Rachel tells me she doesn’t have one single regret about the show. “It was an opportunity that not many of us will ever be afforded,” she says. “It was a privilege to be chosen, and an excellent experience all round.” She adds that she still speaks to fellow contestants Naomi Boles and Andy Albalous (who ultimately won Ramsay’s investment for his CBD food brand Drops of Heal). “They’re both equally amazing individuals with wonderful businesses,” she says.

Rachel said on the show that she “tried to bring order to the chaos” and I feel like this is a good way of summing up her attitude to life in general. She’s a woman who has raised her daughter Lucy, now 6, single-handedly – even driving herself to the hospital when she was in labour, and then back home after her baby was born. “I went back to work with Lucy in the pram when she was four days old, and the rest is history,” she tells me.

Work for Rachel at that time was a “free-from” bakery called Baked, a wholesale operation that included a weekends-only cafe in Ayr. Rachel’s background is actually in music and business – her university degree course was in festival management. But after the death of her father when she was 24, she decided to take the plunge and start her own business. After she was diagnosed with Coeliacs disease, the way forward seemed clear. “This was when my love for free-from baking started,” she says.

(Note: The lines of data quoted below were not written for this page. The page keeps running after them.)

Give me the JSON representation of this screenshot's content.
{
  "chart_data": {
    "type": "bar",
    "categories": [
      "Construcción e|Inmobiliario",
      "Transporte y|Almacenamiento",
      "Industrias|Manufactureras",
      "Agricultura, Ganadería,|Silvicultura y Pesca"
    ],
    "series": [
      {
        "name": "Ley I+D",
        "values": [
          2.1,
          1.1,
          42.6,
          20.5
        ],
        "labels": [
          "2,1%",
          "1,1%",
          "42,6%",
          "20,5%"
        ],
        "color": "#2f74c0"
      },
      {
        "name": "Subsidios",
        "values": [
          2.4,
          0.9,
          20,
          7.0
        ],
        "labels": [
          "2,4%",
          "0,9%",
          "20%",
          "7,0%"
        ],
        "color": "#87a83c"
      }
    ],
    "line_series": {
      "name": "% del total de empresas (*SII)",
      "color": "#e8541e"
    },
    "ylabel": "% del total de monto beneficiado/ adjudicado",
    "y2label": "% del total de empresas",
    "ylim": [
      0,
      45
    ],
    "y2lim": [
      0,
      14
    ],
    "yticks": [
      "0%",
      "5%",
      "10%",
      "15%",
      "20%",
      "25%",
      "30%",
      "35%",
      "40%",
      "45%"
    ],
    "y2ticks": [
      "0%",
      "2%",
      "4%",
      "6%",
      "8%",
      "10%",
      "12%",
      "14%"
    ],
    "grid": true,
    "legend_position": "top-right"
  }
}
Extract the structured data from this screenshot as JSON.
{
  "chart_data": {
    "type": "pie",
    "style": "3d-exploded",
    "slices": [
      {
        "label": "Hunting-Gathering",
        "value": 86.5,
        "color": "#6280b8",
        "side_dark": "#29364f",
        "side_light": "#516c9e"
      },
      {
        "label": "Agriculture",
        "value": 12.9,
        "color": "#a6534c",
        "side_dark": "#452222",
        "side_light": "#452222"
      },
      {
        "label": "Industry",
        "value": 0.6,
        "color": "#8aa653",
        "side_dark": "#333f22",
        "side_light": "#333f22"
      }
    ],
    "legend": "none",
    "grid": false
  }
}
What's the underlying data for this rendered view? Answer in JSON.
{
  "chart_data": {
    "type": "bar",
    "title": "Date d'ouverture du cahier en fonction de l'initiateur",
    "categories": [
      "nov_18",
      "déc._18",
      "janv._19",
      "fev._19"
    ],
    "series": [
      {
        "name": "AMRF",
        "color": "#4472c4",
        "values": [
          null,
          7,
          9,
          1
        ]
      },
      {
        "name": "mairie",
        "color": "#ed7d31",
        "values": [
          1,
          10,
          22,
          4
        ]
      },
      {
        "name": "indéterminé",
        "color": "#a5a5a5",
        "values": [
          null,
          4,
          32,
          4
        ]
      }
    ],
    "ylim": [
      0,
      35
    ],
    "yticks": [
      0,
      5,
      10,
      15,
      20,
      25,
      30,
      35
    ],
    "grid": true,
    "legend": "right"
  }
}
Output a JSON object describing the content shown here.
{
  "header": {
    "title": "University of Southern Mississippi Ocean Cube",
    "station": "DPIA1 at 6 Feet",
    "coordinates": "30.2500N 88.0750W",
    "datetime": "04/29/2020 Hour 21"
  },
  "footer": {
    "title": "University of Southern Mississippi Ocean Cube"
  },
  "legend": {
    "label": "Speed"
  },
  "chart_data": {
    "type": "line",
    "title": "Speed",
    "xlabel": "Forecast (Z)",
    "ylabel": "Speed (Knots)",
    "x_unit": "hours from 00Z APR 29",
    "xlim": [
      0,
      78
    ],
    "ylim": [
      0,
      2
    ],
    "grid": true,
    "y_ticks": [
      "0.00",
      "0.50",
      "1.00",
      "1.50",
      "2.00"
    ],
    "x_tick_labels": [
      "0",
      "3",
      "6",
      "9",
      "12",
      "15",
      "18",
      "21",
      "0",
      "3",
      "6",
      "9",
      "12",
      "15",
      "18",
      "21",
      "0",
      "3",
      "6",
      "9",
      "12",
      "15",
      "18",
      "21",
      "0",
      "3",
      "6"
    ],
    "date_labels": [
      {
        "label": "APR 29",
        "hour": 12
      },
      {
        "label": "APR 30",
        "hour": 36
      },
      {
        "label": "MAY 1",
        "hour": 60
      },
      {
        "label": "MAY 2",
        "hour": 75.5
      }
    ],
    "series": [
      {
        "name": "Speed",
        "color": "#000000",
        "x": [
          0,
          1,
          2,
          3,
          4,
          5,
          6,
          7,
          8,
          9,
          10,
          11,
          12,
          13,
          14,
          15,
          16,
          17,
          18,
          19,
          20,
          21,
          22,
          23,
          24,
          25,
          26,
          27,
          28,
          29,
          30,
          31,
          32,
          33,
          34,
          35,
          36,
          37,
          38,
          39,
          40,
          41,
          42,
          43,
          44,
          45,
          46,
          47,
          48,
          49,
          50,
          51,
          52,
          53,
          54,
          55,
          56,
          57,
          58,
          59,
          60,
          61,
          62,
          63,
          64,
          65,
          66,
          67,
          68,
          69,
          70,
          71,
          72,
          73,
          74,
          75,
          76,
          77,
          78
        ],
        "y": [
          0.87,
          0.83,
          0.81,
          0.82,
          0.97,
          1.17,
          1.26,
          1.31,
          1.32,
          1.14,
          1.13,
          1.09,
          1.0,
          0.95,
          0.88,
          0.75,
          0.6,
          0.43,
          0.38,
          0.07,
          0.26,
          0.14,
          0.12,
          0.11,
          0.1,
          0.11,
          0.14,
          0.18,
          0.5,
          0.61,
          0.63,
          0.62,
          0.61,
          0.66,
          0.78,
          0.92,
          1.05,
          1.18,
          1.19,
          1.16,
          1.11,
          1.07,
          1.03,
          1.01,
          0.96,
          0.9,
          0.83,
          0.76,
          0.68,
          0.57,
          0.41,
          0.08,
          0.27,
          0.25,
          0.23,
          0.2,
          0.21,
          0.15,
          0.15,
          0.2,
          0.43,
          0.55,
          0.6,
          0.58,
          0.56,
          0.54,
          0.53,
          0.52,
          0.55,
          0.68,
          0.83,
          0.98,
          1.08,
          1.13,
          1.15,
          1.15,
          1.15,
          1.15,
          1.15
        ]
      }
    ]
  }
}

After running Baked for a few years, Rachel decided to open Thyme, which caters for gluten-free, dairy-free, vegetarian and vegan customers. Everything is baked in house (including the extensive bread menu), with a separate kitchen area for those with special dietary requirements.

It’s more than enough to keep anyone busy, particularly a single mum. But Rachel’s not done yet. Her soon-to-be-launched business, The Rebel Baker, is a free-from cake brand that she intends on taking to national retailers. And she’s not ruled out Thyme #2: “Maybe next year,” she says.

Rachel’s ambition is all the more impressive given the long-term impact of the pandemic on small businesses. “Spending habits have changed, people are watching their money,” she admits. “Finding and retaining staff has been the biggest issue, but I’ve managed to soldier on regardless of the hurdles.”

Rachel currently lives in Prestwick with her daughter, and has the support of her “amazing, wonderful boyfriend”, Cammy. I can’t help but ask her the question I most dread myself, as a longtime member of the single mum club: “What do you do in your spare time?”

“I like to sleep when I can,” she tells me. I think she’s earned that.